VV5
Vald
Dans notre top des meilleurs morceaux de l’année 2022, on avait une pensée toute particulière pour Rosalìa, qui a juste balancé un des titres les plus dingues de l’année dans la version deluxe de MOTOMAMI. De quoi se demander ce que représentent véritablement ces fameuses rééditions, qui sortent souvent de terre quelques mois après l’album original, et dont le premier travail qu’elles nous imposent est une petite fouille d’exégète. Qu’est-ce qui était présent sur la version originale ? Quels sont les titres qui ont été rajoutés ? Et plus compliqué : quelle est la valeur de ces titres ? Des laissés-pour-compte de la première édition, et qui ont désormais le visage d’un produit qui ne coûte rien et qui peut rapporter gros après un succès commercial ? Une occasion de faire quelque chose de plus personnel après un disque justement cloisonné par des exigences économiques ?
La dernière occasion en date de s’y intéresser vient de notre Vald national, avec un VV5 qui suit le V sorti au début de l’année. La réédition prend ici la forme d’un double album : sur le second disque, on retrouve l’album de départ, inchangé, et sur le premier, treize titres qui semblent former un album « bonus ». Un ajout plutôt quali puisque, pour commencer par la quantité, la réédition double la durée de l’album de départ. Et on sent que le projet tient à cœur à l’intéressé, puisqu’il est de sortie sur les internets afin d’en faire une vraie promotion. Un effort qu’on avait déjà vu à cette échelle en 2016 avec la réédition deluxe de la première mixtape, NQNTMQMQMB.
Venant de Vald, on est partagé entre deux possibilités : d’un côté, son amour pour l’héritage du hip-hop old school et l’ambiance « mixtape » toujours ultra présente ces dernières années, et qui a toujours eu tendance à accumuler des titres sur un disque pour envoyer du rap sans prise de tête ; de l’autre, sa capacité à sortir du cadre et à proposer quelque chose qui détonne dans le paysage rap français – on pense par exemple à NQNT33, pas vraiment compris à sa sortie.

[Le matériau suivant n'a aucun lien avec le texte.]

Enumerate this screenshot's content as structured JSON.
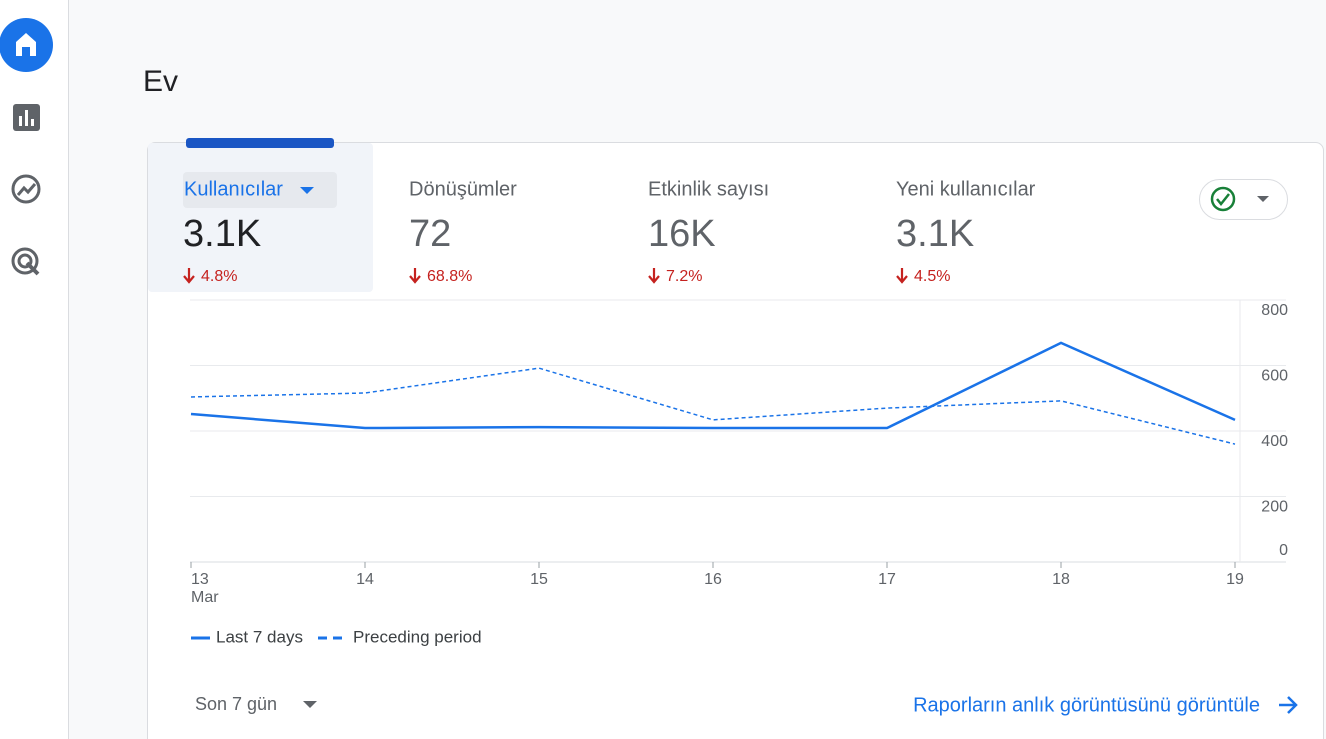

Sur VV5, disons qu’il y a un peu de tout. On sent quand même que la dénomination d’« album bonus » est légèrement galvaudée, puisqu’on n’a pas du tout la même unité que sur V, que ce soit dans la cohérence artistique ou dans les efforts de production – on n’est pas ingénieur du son, mais on a l’impression d’entendre une différence notable sur le travail de mixage entre les titres de l’album original et les autres. Il y a des titres qui sont ont clairement l’air d’être des morceaux sortis de justesse du premier album, et qui font une réapparition ici, comme l’ouverture du disque, « FORFAIT ». D’autres donnent l’impression d’être un petit kiff que Vald s'offre alors qu’on aurait peut-être pu s’en passer, comme « AUCUN RETOUR », qui pousse peut-être un peu trop loin l’aspect journal intime de sa musique, dans lequel il excelle pourtant.
Et puis, il y a des titres qui sortent du lot, et qui rappellent que le type en a encore clairement sous le capot. Dans une ambiance mélancolique génialement doublée par une prod jungle signée Aociz, « RUFF RYDERZ » est la petite bombe de VV5. Même chose avec « BAD », dont l’instru étend encore davantage son spectre esthétique, du très JuL-ien « MICROPHONE » au très 90’s « TELLEMENT TOI », l’occasion de rappeler qu’il est probablement un des types les plus souples de tout le rap français. Ah, au fait, « Suikon bientôt la mixtape » ? Parce qu’on vient de fêter les dix ans des feats avec Suikon Blaz AD, et que son solo, on l’attend toujours.
Difficile de faire une synthèse sur la qualité des morceaux inédits de VV5. Alors, entre titres qui déchirent, propositions originales et trucs qui auraient pu rester au placard, on va dire que cet album bonus, c’est... un album bonus.